Although slightly over-produced, South’s recording is lovely. His vocal delivery is informed by the young man’s hopes and discoveries. His guitar playing is crisp. “Don’t It Make You Want to Go Home” would be recorded by others as well, including Brook Benton, Bobby Bare, Ferlin Husky and most poignantly by former Byrd Gene Clark and Carla Olson on their wonderful 1987 album, So Rebellious A Lover.
One writer reported South wrote the song because he wanted people to remember life as he did from his own childhood. Born in Atlanta, South experienced a far less noisy and crowded town back in the forties and fifties than we can imagine now. The rural scenes he describes may have been in today’s not-so-rural areas such as Gwinnett County and the northern reaches of Fulton County. Many in the Atlanta area remember when those places had large expanses of farmland.

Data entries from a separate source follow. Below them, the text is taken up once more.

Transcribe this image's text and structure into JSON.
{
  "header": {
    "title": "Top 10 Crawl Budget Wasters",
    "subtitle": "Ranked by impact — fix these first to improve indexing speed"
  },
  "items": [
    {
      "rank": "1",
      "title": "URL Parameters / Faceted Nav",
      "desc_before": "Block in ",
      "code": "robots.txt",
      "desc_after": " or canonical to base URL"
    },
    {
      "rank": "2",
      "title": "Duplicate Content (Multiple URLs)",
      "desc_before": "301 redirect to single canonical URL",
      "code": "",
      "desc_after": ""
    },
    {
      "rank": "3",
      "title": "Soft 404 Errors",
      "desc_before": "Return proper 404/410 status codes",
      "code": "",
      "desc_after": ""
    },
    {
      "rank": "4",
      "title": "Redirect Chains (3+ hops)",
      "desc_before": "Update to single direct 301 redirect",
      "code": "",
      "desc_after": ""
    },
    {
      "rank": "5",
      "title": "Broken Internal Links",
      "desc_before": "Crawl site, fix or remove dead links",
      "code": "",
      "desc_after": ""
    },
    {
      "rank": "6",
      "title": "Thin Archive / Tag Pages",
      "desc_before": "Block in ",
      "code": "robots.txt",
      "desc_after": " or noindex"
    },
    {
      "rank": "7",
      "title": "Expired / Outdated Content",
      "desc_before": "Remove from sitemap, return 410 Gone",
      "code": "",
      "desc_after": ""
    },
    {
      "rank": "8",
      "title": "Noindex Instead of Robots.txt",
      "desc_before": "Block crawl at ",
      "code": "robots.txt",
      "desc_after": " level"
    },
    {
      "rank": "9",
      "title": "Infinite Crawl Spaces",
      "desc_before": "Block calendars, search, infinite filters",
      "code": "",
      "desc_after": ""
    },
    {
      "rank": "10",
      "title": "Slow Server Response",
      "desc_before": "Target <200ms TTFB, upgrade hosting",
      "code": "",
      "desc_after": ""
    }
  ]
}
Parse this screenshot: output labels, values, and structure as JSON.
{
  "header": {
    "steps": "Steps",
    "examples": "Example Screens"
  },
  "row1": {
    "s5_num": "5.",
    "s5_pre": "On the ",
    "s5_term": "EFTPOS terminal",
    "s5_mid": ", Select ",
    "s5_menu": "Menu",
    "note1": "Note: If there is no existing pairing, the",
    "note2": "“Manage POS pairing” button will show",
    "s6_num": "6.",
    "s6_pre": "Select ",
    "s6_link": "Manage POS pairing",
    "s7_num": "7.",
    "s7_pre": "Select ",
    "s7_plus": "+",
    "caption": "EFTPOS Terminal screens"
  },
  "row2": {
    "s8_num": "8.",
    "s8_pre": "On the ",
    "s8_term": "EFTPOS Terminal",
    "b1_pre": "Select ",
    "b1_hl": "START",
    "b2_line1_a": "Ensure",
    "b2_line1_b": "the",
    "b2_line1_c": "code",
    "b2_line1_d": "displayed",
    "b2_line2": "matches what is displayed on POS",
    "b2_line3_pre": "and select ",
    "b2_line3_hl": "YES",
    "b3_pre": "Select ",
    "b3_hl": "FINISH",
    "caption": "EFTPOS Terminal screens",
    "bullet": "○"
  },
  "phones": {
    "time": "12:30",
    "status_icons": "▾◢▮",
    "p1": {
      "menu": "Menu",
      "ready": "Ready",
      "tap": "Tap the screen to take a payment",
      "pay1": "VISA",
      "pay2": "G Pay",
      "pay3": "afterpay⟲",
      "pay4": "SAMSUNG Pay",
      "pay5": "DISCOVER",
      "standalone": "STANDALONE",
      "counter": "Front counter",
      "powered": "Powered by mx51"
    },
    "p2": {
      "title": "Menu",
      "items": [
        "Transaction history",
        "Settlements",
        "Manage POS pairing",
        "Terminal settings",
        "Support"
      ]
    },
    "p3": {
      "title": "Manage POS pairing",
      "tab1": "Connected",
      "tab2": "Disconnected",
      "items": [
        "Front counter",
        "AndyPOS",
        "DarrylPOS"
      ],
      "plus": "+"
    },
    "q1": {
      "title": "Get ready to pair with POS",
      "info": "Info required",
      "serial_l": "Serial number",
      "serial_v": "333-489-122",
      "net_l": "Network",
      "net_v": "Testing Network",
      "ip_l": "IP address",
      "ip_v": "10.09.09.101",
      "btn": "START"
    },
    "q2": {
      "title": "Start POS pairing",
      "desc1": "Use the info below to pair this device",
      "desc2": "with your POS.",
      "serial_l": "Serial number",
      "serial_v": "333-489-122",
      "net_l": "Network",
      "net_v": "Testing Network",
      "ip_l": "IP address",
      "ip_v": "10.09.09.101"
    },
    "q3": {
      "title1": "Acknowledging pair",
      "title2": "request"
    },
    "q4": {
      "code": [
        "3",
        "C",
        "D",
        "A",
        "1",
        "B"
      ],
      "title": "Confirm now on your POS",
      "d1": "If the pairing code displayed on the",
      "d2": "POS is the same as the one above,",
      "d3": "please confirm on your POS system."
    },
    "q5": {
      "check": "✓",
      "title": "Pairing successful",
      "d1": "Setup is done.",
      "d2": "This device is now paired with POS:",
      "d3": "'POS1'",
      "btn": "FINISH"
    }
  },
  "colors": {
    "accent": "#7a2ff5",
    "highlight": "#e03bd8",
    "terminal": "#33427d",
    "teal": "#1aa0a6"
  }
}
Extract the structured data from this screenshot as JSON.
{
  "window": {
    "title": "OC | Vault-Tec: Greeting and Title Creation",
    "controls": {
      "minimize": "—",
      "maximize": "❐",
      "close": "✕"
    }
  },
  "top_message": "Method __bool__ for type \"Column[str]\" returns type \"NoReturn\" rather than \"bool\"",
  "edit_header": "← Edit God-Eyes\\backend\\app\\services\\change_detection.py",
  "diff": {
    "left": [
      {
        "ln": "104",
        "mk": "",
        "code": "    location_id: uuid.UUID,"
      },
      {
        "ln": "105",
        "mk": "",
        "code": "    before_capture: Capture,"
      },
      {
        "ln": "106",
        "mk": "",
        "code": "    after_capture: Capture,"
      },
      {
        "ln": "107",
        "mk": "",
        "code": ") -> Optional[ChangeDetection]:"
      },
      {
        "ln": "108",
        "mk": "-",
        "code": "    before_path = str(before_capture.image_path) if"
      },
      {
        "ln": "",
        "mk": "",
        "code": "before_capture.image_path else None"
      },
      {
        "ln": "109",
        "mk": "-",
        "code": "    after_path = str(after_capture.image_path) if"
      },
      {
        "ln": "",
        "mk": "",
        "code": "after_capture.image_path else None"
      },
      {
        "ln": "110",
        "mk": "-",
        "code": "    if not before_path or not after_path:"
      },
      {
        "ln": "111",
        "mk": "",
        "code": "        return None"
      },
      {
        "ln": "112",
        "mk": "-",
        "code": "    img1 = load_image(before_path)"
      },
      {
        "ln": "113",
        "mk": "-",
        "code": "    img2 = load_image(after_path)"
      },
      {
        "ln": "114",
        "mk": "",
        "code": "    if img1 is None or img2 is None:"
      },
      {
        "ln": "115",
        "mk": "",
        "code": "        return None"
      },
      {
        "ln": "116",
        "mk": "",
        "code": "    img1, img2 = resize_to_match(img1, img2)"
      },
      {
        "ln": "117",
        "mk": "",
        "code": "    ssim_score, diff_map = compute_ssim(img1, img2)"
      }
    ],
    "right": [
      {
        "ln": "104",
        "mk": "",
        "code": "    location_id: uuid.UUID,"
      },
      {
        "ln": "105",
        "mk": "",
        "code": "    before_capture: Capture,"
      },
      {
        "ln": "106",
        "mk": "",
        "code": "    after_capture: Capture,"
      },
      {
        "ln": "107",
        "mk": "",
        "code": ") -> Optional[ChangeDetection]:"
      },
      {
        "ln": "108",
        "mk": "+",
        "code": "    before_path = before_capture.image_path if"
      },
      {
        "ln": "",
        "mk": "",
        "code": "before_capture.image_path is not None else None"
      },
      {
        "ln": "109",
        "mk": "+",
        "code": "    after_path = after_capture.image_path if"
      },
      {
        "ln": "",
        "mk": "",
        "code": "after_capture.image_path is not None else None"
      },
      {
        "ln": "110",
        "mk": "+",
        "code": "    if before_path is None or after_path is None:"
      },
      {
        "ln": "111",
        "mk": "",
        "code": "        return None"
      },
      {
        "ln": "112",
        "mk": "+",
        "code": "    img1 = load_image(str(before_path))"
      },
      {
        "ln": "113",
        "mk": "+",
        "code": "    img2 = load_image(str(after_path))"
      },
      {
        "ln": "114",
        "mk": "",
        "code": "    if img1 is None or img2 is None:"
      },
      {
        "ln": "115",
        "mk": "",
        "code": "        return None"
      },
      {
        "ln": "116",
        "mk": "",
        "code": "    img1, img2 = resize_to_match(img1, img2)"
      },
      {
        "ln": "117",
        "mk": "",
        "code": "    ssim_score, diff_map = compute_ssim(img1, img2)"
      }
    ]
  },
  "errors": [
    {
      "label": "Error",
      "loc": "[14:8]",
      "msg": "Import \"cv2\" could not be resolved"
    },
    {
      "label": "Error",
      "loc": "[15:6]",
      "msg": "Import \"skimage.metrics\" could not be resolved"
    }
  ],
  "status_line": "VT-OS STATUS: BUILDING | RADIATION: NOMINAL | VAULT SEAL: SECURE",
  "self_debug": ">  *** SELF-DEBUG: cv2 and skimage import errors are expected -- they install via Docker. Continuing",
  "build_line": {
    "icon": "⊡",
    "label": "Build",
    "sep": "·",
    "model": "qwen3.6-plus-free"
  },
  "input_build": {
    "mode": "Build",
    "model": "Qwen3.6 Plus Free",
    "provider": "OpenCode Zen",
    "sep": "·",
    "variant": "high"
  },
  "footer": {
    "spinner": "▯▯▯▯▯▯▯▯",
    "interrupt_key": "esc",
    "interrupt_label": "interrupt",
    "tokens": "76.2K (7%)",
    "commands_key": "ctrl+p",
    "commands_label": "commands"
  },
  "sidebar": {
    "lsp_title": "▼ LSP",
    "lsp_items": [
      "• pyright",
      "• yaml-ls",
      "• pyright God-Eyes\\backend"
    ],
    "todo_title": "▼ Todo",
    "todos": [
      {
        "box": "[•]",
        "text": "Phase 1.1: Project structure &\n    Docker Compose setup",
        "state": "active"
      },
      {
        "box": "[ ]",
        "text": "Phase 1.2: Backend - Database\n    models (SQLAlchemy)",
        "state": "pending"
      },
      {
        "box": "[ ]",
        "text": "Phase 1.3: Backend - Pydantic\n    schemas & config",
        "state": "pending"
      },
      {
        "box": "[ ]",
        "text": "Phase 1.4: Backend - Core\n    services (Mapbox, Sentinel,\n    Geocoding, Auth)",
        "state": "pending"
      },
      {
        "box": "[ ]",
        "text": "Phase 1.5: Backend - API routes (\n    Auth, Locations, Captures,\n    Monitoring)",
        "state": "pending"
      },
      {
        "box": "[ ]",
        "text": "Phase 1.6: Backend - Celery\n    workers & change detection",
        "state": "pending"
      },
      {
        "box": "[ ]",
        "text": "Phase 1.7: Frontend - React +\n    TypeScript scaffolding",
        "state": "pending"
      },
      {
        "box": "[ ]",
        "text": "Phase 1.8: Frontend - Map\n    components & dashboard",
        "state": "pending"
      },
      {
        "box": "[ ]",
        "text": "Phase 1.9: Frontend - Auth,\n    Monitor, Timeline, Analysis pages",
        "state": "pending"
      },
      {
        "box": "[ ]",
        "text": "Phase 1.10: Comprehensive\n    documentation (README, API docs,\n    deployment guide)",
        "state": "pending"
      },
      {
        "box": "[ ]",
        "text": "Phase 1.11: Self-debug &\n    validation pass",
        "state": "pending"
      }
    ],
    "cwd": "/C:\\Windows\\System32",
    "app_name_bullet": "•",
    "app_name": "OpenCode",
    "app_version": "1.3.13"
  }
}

In our lives today, 55 years since Joe South wrote of wanting to go home, we may find acquiring such small patches of paradise like he described most expensive. Each time a Wal-Mart builds its even bigger store, surrounded by endless seas of asphalt, the patch of paradise is farther up the road. Paradise is not so accessible and it’s more costly to spend time there, never mind owning a piece of it.
As children, my siblings and I rode to the mountain counties in North Georgia. On the way, our parents would sadly point to a shopping center built on land near where the river flowed. To materialistic kids, their laments seemed silly. After all, the shopping center had toys, candy, comic books and board games. But the shopping center’s appeal would not last. Memories of sitting on the porch with your grandmother as she shelled peas would. You’d also remember standing outside the post office on a Sunday morning with your grandfather and his friend when the church bells rang. The grandfather would remark to his friend that he ought to be in church himself, if only for the grandson’s benefit. Such memories come to life when thinking about Joe South’s song. What home was. What home turned out to be. Don’t it make you want to go home?